52.         The Appellant can speak English. Her application under the Immigration Rules was not refused on that basis. I am satisfied that the Sponsor is in employment, and has an income in excess of £18,600 per year, and he has provided specified documentation to prove that.

53.         The relationship between the Appellant and Sponsor and the relationship between the Sponsor and his daughter, was formed while the Appellant and daughter were in Albania.

54.         I take into account the very serious breaches of immigration law by both the Sponsor and Appellant. Those breaches carry significant weight.

55.         However I do take into account that it is now just over six years since the Appellant was removed from the United Kingdom. The fact that the child in this appeal is a British citizen is not a “trump card”, but it is an important point. I also attach significant weight to the fact that if the Appellant was granted entry clearance, there would be no further claim on public funds, as the Sponsor is in a position to adequately financially maintain his family.

56.         If entry clearance is refused, the consequence will be either that the child is unable to live in the United Kingdom, a country of which she is a citizen, or she will be able to live in the United Kingdom with the Sponsor, and she will be permanently separated from her mother, the Appellant.

57.         The assessment of proportionality involves a balancing exercise. I have set out the factors that favour entry clearance being granted, and the factors that go against the Appellant, those factors being the breach of immigration law committed over six years ago.

58.         My conclusion is that the best interests of the child in being with both parents, and being able to live in the country of which she is a national, and being adequately financially maintained and accommodated without recourse to public funds, outweighs the behaviour of the Appellant and Sponsor in breaching immigration law in 2008. For that reason I conclude that the appeal should be allowed on Article 8 grounds.

Decision

The determination of the First-tier Tribunal contained an error of law and was set aside.
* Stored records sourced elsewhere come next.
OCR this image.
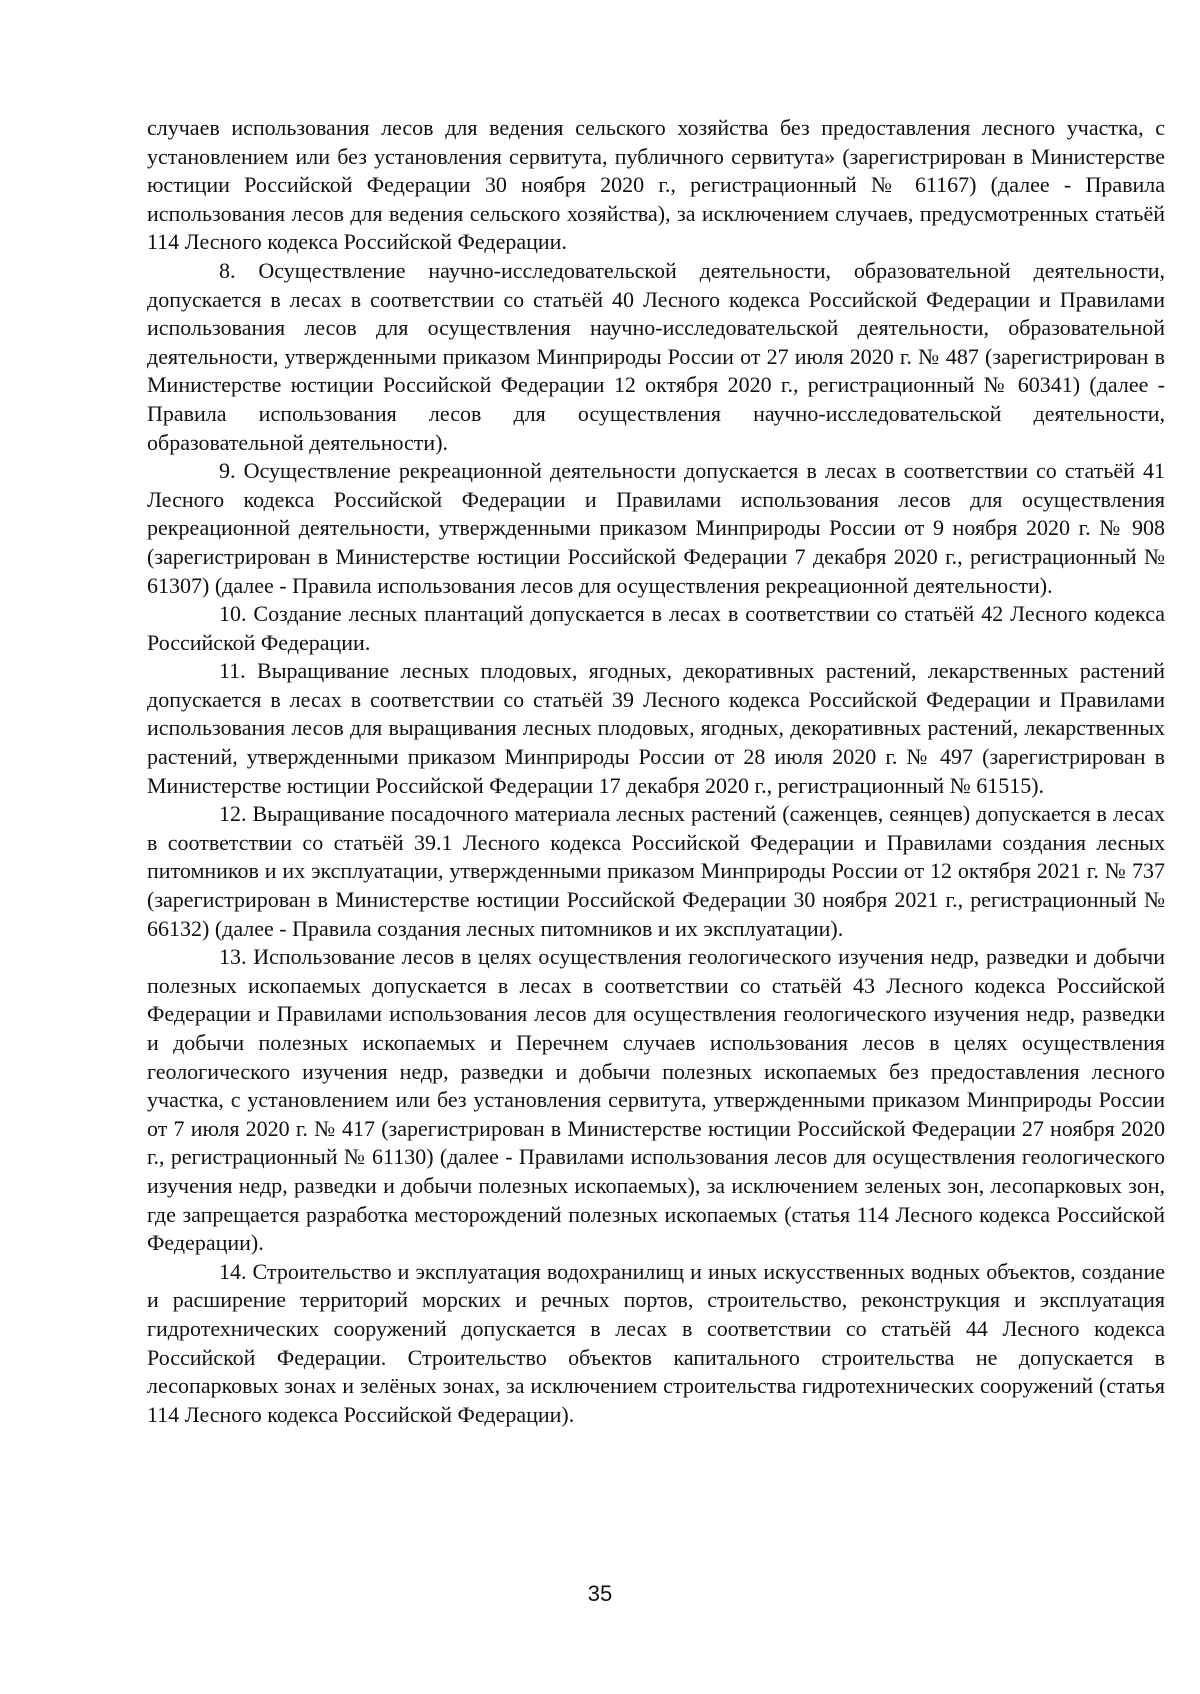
случаев использования лесов для ведения сельского хозяйства без предоставления лесного участка, с установлением или без установления сервитута, публичного сервитута» (зарегистрирован в Министерстве юстиции Российской Федерации 30 ноября 2020 г., регистрационный № 61167) (далее - Правила использования лесов для ведения сельского хозяйства), за исключением случаев, предусмотренных статьёй 114 Лесного кодекса Российской Федерации.

8. Осуществление научно-исследовательской деятельности, образовательной деятельности, допускается в лесах в соответствии со статьёй 40 Лесного кодекса Российской Федерации и Правилами использования лесов для осуществления научно-исследовательской деятельности, образовательной деятельности, утвержденными приказом Минприроды России от 27 июля 2020 г. № 487 (зарегистрирован в Министерстве юстиции Российской Федерации 12 октября 2020 г., регистрационный № 60341) (далее - Правила использования лесов для осуществления научно-исследовательской деятельности, образовательной деятельности).

9. Осуществление рекреационной деятельности допускается в лесах в соответствии со статьёй 41 Лесного кодекса Российской Федерации и Правилами использования лесов для осуществления рекреационной деятельности, утвержденными приказом Минприроды России от 9 ноября 2020 г. № 908 (зарегистрирован в Министерстве юстиции Российской Федерации 7 декабря 2020 г., регистрационный № 61307) (далее - Правила использования лесов для осуществления рекреационной деятельности).

10. Создание лесных плантаций допускается в лесах в соответствии со статьёй 42 Лесного кодекса Российской Федерации.

11. Выращивание лесных плодовых, ягодных, декоративных растений, лекарственных растений допускается в лесах в соответствии со статьёй 39 Лесного кодекса Российской Федерации и Правилами использования лесов для выращивания лесных плодовых, ягодных, декоративных растений, лекарственных растений, утвержденными приказом Минприроды России от 28 июля 2020 г. № 497 (зарегистрирован в Министерстве юстиции Российской Федерации 17 декабря 2020 г., регистрационный № 61515).

12. Выращивание посадочного материала лесных растений (саженцев, сеянцев) допускается в лесах в соответствии со статьёй 39.1 Лесного кодекса Российской Федерации и Правилами создания лесных питомников и их эксплуатации, утвержденными приказом Минприроды России от 12 октября 2021 г. № 737 (зарегистрирован в Министерстве юстиции Российской Федерации 30 ноября 2021 г., регистрационный № 66132) (далее - Правила создания лесных питомников и их эксплуатации).

13. Использование лесов в целях осуществления геологического изучения недр, разведки и добычи полезных ископаемых допускается в лесах в соответствии со статьёй 43 Лесного кодекса Российской Федерации и Правилами использования лесов для осуществления геологического изучения недр, разведки и добычи полезных ископаемых и Перечнем случаев использования лесов в целях осуществления геологического изучения недр, разведки и добычи полезных ископаемых без предоставления лесного участка, с установлением или без установления сервитута, утвержденными приказом Минприроды России от 7 июля 2020 г. № 417 (зарегистрирован в Министерстве юстиции Российской Федерации 27 ноября 2020 г., регистрационный № 61130) (далее - Правилами использования лесов для осуществления геологического изучения недр, разведки и добычи полезных ископаемых), за исключением зеленых зон, лесопарковых зон, где запрещается разработка месторождений полезных ископаемых (статья 114 Лесного кодекса Российской Федерации).

14. Строительство и эксплуатация водохранилищ и иных искусственных водных объектов, создание и расширение территорий морских и речных портов, строительство, реконструкция и эксплуатация гидротехнических сооружений допускается в лесах в соответствии со статьёй 44 Лесного кодекса Российской Федерации. Строительство объектов капитального строительства не допускается в лесопарковых зонах и зелёных зонах, за исключением строительства гидротехнических сооружений (статья 114 Лесного кодекса Российской Федерации).

35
I substitute a fresh decision.

The appeal is dismissed under the Immigration Rules.

The appeal is allowed on human rights grounds in relation to Article 8 of the 1950 Convention.

Anonymity

 

Because this appeal involved the consideration of the best interests of a minor, I make an anonymity direction under rule 14 of The Tribunal Procedure (Upper Tribunal) Rules 2008. This order is to remain in place unless or until this Tribunal, or any other appropriate Court, directs otherwise. No report of these proceedings shall directly or indirectly identify the Appellant or any member of her family. Failure to comply with this direction could amount to a contempt of court.

 

 

 

Signed Date 9th October 2014

 

 

Deputy Upper Tribunal Judge M A Hall

 

FEE AWARD

 

The appeal has been allowed under Article 8 of the 1950 Convention. This is because I have considered evidence that was not available to the Respondent when the decision was made. There is therefore no fee award.